Lit. F. Nötscher/Th. Klauser (RAC 6, 806-810). G. W.
Ahlström, Aspects of syncretism in Israelite Religion (Lund
1963) 53-56. [Beek]
(II) De phenicische godin Astarte werd onder de 18e dynastie
ook in Egypte bekend. Zij wordt vermeld op een
bas-reliëf, in de steengroeven van Tura, uit de tijd
van Amenhotep II.
Papyrusfragmenten uit de tijd
van Horemheb bevatten een legende, waarschijnlijk
verwant met een gedicht uit Ugarit, waarin A.,
'dochter van Ptah', optreedt tegenover Jam, god van
de zee, en door hem te huwelijk wordt gevraagd
(ANET 17v en 131; vgl. Th. H. Gaster, BiOr 9,
1952, 82-85). Zij bezat ook een tempel in de Deltaresidentie
van Ramses II.
Als godin van de oorlog
was zij samen met Anath, de meesteresse van paarden
en strijdwagens, en beschermde zij de koning in het
gevecht. Daarom werd zij met Seth verbonden en
met Sechrnet vereenzelvigd. Als godin van de liefde
werd zij met Hathor
en, langs deze, met
Isis gelijkgesteld.
De A.-tempel te Memphis, waarvan de
priesters in het Zeno-archief vermeld worden, is.

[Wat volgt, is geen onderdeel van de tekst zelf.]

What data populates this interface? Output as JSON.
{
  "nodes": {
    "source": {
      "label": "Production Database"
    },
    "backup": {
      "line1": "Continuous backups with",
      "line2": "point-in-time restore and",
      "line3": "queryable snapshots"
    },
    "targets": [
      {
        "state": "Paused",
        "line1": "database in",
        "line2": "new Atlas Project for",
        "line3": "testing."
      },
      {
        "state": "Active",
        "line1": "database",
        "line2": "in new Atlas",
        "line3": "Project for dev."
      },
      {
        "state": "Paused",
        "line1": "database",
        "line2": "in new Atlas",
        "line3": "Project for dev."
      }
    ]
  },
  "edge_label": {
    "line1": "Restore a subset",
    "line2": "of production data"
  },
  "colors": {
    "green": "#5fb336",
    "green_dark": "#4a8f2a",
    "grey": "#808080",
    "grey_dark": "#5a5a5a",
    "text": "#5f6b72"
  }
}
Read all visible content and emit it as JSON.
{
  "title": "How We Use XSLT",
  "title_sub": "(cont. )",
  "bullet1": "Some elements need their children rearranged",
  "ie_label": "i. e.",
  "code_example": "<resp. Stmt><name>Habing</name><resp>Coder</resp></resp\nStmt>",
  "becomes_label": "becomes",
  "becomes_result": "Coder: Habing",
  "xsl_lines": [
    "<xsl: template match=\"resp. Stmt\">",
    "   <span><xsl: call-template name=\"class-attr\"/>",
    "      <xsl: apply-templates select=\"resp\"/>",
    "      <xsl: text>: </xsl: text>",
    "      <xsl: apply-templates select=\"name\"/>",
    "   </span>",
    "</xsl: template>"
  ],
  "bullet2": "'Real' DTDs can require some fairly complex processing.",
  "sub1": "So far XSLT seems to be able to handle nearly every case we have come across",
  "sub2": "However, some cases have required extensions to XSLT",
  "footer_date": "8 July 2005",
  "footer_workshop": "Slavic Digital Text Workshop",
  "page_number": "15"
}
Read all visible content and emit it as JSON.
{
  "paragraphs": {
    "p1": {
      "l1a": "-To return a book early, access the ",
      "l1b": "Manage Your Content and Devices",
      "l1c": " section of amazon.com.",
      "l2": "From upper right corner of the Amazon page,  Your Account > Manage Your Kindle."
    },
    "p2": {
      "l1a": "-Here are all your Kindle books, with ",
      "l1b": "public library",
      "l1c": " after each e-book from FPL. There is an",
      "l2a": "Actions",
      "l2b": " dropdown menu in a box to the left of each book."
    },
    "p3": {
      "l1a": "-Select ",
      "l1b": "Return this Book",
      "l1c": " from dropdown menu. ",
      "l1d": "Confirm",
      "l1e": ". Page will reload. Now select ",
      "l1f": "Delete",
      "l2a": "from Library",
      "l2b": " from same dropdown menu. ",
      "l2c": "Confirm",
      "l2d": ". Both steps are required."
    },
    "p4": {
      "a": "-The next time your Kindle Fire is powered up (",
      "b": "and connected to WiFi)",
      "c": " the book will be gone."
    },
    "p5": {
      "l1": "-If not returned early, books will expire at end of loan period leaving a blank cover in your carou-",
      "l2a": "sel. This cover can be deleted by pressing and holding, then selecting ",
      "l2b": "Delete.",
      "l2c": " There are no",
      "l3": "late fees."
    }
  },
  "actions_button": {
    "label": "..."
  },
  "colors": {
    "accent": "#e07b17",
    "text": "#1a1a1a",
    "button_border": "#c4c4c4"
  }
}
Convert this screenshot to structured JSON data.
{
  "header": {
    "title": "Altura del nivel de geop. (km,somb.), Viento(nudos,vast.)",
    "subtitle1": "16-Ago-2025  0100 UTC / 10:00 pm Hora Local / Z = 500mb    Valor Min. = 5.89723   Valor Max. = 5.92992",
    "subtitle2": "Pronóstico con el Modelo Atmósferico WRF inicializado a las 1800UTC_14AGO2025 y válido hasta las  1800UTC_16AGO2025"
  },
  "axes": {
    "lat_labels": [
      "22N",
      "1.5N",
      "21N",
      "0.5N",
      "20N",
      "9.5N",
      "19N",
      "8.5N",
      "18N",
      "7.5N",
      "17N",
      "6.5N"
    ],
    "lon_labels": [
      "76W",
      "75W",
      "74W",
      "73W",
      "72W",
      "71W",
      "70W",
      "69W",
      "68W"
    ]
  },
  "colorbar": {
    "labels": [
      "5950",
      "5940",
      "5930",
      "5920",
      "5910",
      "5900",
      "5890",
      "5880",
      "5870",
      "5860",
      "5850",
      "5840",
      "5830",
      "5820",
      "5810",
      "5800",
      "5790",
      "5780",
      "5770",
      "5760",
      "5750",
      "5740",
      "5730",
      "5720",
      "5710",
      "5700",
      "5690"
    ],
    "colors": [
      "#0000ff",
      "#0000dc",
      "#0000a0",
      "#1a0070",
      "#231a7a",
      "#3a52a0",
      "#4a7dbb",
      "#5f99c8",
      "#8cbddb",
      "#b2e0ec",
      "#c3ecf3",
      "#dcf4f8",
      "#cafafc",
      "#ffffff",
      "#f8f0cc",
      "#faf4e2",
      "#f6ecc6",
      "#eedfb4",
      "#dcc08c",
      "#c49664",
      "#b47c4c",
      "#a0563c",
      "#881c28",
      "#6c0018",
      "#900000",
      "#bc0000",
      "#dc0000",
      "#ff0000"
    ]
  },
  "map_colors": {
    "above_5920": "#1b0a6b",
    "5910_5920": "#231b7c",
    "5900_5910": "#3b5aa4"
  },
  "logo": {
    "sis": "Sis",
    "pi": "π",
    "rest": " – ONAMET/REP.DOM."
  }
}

derhalve ongetwijfeld dezelfde als de tempel van
'de vreemde Aphrodite' waarover Herodotus 2,112
spreekt en als het Aphrodision der Serapeumpapyri.
Lit. RÄR 55-57. J. Leclant, Astarte à cheval d'après les
représentations égyptiennes (Syr 37, 1960, 1-67).